McGhee describes in detail what she calls the “Solidarity Dividend.” This is the opposite of the “white tax.” In fact, when racial discrimination has been reduced, working class whites have benefitted as well. It is in the economic and social self-interest of working-class whites to forego the “white wage” and embrace the Solidarity Dividend. Again, that requires an honest reckoning regarding race (aka “confession”) before real solidarity can be accomplished.

I wonder if the Roman system suffered from some of the same liabilities as our own culture. The honor and shame hierarchy of the Roman system was not racialized in the way our system is. However, there was an intense appreciation of better/worse, more/less, gain/loss. The ancient Mediterranean world was a limited good culture, as Bruce Malina and Richard Rohrbaugh point out repeatedly. It was an honor/shame culture as well, so status was worth more even than money. How often did that get in the way of cultural progress? Often, it would seem.
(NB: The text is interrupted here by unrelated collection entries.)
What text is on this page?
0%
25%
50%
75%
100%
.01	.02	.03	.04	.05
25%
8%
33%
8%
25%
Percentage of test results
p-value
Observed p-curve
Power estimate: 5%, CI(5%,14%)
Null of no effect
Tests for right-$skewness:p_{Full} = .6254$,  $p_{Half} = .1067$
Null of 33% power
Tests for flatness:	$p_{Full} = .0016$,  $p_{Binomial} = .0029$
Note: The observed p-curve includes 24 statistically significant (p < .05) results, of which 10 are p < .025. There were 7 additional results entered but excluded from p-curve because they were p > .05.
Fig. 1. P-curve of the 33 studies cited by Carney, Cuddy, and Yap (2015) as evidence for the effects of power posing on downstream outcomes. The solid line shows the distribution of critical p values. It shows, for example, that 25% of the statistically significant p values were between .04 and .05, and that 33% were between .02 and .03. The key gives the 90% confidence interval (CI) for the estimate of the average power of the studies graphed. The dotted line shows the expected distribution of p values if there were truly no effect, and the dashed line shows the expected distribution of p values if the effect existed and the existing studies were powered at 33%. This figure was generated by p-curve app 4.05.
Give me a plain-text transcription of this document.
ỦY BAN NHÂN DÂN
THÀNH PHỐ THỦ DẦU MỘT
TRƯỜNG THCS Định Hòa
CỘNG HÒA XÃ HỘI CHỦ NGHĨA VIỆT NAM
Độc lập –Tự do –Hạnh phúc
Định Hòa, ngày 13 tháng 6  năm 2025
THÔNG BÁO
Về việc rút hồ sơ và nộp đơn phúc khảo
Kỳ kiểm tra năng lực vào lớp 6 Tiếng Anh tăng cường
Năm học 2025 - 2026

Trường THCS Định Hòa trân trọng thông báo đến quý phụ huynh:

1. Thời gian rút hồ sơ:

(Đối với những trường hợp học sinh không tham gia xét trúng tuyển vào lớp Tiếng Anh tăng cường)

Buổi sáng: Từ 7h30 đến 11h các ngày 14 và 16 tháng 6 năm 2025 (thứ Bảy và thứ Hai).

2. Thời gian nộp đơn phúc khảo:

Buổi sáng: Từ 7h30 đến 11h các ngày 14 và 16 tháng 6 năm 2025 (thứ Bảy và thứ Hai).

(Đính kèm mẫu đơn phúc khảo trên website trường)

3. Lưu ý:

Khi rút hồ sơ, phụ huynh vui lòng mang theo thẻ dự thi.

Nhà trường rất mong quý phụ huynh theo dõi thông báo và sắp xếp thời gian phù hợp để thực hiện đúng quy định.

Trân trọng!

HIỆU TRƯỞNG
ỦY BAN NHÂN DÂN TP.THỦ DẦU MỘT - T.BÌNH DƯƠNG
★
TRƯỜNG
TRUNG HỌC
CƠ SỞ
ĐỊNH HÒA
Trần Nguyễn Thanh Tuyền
Was that culture a reality that the Good News of Jesus could overcome in the household of Philemon? We don’t know for sure.

“Racism — It’s not my fault, or my problem.” The petulant argument is a trauma-induced denial of reality and responsibility. As has often been said, when it comes to racism, not even the past is past. This an ideology and a system that requires most of us to be regarded as less than human to one degree or another. Only the few at the “top” are treated as fully human and having that personal worth. When we white people participate in and benefit from a system of increasing dehumanization, we cease to be fully human and miss out on the dividends that abundant life offers.

Did Philemon experience Paul’s letter as an invitation to authentic and abundant life? Do we?